In conclusion, on finds that Juvenile awareness program takes into consideration the different issues facing a given subject and thus allow for a reduction of the tendencies for the questions to wreak havoc in their societies. However, the prevention of individual behavior has often been argued to be the most effective way of addressing issues facing juvenile delinquents. Therefore, identifying and preventing juvenile delinquency has been closely related to the development of skills and measures that would, in turn, result in the improvement of the subject’s ability to increase their proficiency in life skills. However, one also finds that the programs could cause an increase in delinquency as is the case with group therapy. Therefore, it is highly essential for the plans to take into consideration the results of the program long term.

References

  1. Feinstein, S. (2005). Another Look at Scared Straight. Journal of Correctional Education, 56(1), 40-44
  2. Klenowski, P.M. ., Bell, K. J. ., & Dodson, K.D. . (2010). An Empirical Evaluation of Juvenile Awareness Programs in the United States: Can Juveniles be “Scared Straight”? Journal of Offender Rehabilitation, 49(4), 254-272.

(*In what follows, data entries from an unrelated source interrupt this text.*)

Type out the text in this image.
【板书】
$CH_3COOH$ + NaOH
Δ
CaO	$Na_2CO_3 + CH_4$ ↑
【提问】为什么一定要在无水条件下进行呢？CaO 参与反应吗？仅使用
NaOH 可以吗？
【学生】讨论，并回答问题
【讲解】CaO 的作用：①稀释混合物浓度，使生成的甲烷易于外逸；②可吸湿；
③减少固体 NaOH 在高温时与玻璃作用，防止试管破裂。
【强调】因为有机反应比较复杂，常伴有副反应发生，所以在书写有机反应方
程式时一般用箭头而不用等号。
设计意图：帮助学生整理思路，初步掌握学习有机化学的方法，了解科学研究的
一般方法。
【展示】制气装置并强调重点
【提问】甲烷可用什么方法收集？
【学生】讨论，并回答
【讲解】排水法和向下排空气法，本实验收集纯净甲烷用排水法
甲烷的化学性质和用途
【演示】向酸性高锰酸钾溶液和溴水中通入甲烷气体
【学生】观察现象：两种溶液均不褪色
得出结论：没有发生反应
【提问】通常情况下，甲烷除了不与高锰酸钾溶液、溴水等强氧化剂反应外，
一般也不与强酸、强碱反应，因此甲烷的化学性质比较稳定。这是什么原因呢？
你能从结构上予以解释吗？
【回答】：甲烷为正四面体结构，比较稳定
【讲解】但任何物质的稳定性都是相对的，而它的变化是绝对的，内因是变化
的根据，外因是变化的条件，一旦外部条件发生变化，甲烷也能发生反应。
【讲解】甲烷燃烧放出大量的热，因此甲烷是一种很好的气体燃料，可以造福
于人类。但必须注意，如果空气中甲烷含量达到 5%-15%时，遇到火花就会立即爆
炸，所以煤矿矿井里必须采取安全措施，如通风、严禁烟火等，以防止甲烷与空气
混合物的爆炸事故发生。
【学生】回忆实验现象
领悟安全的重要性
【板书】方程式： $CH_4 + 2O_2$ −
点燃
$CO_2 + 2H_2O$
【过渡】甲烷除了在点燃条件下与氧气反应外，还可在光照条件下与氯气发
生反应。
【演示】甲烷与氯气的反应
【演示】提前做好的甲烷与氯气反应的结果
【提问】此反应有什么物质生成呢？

  3. Petrosino, A., Turpinpetrosino, C., Hollispeel, M., & Lavenberg, J. (2002). ‘Scared Straight’ and other juvenile awareness programs for preventing juvenile delinquency. Cochrane Developmental, Psychosocial and Learning Problems Group, 4(2), CD002796
  4. Tamara, T.W. (2000). The “stay alive from education” (SAFE) program: Description and preliminary pilot testing. Journal of Alcohol and Drug Education, 45(2), 1. Windell, J., & Allen, J. (2005). An Application of Fear Appeal Messages to Enhance the Benefits of a Jail Encounter Program for Youthful Offenders. Youth Violence and Juvenile Justice, 3(4), 388-395.